I think that’s true. Maybe even against her better judgment, she’s developed some feelings for Connor — a thing that started, especially from her point of view, as a business arrangement. She’s got some conflicts, and she still has some questions about everything. Over these couple of seasons, there’s been a few scenes where he’s been a little bit needy, like, “Can we make this an exclusive thing? I don’t like how these people treat you.” He’s been needy with her different times, but I also think it never occurs to him that she might leave, you know? He’s like, “Yeah, we’re a thing, me and Willa.” The truth is maybe she will leave, but I don’t think, at this point, Connor even believes that’s a remote possibility.
I think Connor has always been crazy about her. He’s like, “You’re great. You need money. I have a lot of money. I need a girlfriend. This is great.” Different things happen, like the play was a disaster, so he doesn’t always do it gracefully, but he tries to take care of her.
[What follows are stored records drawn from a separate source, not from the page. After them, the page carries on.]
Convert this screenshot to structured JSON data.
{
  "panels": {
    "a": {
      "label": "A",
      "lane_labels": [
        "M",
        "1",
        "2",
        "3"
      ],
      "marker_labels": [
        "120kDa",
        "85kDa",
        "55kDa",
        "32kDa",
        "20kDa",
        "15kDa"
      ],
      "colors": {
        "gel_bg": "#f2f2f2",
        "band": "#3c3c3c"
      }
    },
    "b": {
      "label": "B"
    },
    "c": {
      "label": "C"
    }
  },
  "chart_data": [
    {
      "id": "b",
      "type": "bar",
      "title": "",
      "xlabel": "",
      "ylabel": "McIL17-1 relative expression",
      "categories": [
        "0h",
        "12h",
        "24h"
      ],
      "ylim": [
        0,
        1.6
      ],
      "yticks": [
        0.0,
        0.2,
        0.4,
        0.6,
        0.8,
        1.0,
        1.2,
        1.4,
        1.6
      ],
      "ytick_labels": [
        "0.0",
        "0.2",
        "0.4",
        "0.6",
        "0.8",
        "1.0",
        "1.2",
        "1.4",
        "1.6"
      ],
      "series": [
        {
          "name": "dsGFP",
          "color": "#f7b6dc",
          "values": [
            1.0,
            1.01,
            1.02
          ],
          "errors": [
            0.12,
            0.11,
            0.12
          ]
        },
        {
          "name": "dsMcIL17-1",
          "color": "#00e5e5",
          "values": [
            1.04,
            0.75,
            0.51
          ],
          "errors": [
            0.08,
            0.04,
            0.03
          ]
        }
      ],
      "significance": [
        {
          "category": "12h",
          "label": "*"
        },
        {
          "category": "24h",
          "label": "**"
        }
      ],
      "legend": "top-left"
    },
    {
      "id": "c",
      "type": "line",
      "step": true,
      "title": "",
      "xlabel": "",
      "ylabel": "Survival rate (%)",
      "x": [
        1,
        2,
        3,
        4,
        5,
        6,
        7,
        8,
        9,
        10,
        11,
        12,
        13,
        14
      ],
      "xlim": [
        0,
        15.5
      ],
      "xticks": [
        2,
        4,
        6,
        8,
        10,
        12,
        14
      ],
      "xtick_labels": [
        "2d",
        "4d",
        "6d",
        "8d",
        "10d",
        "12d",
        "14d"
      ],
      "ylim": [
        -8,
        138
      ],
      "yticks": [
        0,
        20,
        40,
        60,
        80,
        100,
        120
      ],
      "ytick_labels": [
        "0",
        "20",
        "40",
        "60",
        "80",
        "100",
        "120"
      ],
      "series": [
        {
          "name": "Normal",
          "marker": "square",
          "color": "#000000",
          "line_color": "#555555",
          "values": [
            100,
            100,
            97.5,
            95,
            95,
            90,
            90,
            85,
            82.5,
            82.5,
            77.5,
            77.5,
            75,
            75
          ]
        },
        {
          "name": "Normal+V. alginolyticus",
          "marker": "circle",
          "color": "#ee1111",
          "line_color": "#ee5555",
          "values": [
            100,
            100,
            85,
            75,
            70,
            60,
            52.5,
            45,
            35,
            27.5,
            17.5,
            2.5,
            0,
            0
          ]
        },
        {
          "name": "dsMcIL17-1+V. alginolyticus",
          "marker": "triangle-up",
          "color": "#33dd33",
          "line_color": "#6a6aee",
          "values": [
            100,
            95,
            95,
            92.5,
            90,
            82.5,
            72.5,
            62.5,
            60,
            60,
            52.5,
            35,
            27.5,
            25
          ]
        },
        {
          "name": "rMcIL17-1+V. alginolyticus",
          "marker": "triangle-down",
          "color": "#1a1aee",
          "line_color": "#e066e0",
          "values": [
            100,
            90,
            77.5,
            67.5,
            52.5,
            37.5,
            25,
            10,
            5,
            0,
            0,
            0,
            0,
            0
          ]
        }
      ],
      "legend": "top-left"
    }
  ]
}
When he gets scared about money, he tries to weasel out of it, but he basically winds up trying to take care of her in this lumpy Connor fashion. But I do think that she has developed some feelings for him, and he’s completely sold on her. I mean, he’s in love with her. But it’s a sad comment on the show that they’re the most successful couple on Succession.
During President Joe Biden’s September recall campaign event for California Governor Gavin Newsom, it was tweeted that you were driving a press van in the president’s motorcade. Was that you? And if so, how did you end up doing that?
One Friday [my friend] just said, “What are you doing Monday? Are you working?” I said, “No, why?” She said, “Would you like to drive in the presidential motorcade?” I immediately said yes, and then I said, “Why?” Well, as it turns out, they fly Secret Service and military people all over the country, but the president might make three different stops in three different cities in a day and in each city, there’ll be a motorcade. So they depend on volunteers — every administration does — to help drive, for example, people in the press. So I said, “Yeah, sure, I’d do that.” I went through some vetting and did a COVID test and all that stuff. I was told to report down in Long Beach, and I did. It was a lot like being on a movie set. There was a lot of sitting around, and then all of a sudden, it was like, “Let’s go, let’s go, let’s go, let’s go!”
I enjoyed just driving along and not having to stop for any red lights with the cops flying by on motorcycles. It was very exciting. (Laughs.) Then the next morning, we all got a little photo op with the president. It was very brief. We had masks on; we didn’t shake hands. He didn’t know who I was, but he walked up, and he said, “Good to see you, pal!” I said, “Well, good to see you,” then click. As they’re pushing me away, he says, “Thanks for your service,” and over my shoulder, I said, “Thanks for all you do.” And that was it. It was pretty quick. I have a picture of me with [Biden], but I’m not allowed to show it to anybody until the White House Press Office says it’s OK. So I guess I would have to write for permission and ask can I show this anywhere. The answer might be no. (Laughs.)